Deutschland-Achter feiert vier Siege in Duisburg

Bei der Wedau-Regatta hat das deutsche Flaggschiff die internationale Konkurrenz im Griff. Auch der Vierer steht zweimal auf dem Treppchen. Ruderer und Trainer sehen aber noch „viel Potenzial nach oben“.

Premiere gelungen, aber nach oben ist noch Luft – das Fazit des Team Deutschland-Achter fällt nach dem ersten intensiven Test-Wochenende positiv aus.

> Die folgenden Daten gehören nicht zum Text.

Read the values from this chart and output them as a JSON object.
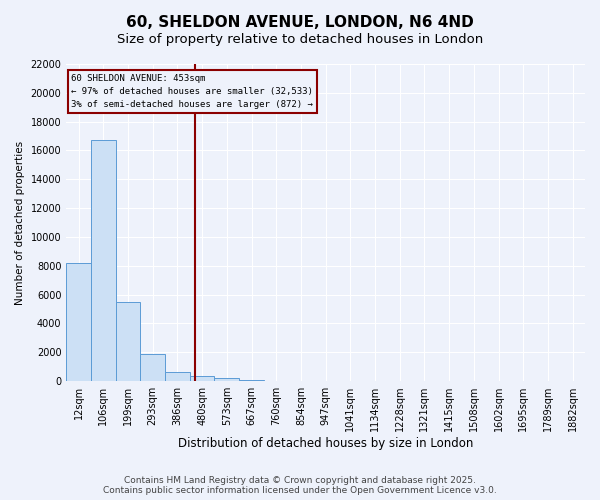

Bei der Wedau-Regatta in Duisburg holte der Deutschland-Achter vier Siege, auch der Vierer ohne Steuermann stand in verschiedenen Besetzungen zweimal auf dem Treppchen. „Wir sind im Achter ein paar Schritte vorangekommen, aber es ist noch ein weiter Weg zu gehen, bis sich jeder voll auf seiner Position einbringen kann und das Ganze geschlossen ist“, resümiert Trainer Uwe Bender.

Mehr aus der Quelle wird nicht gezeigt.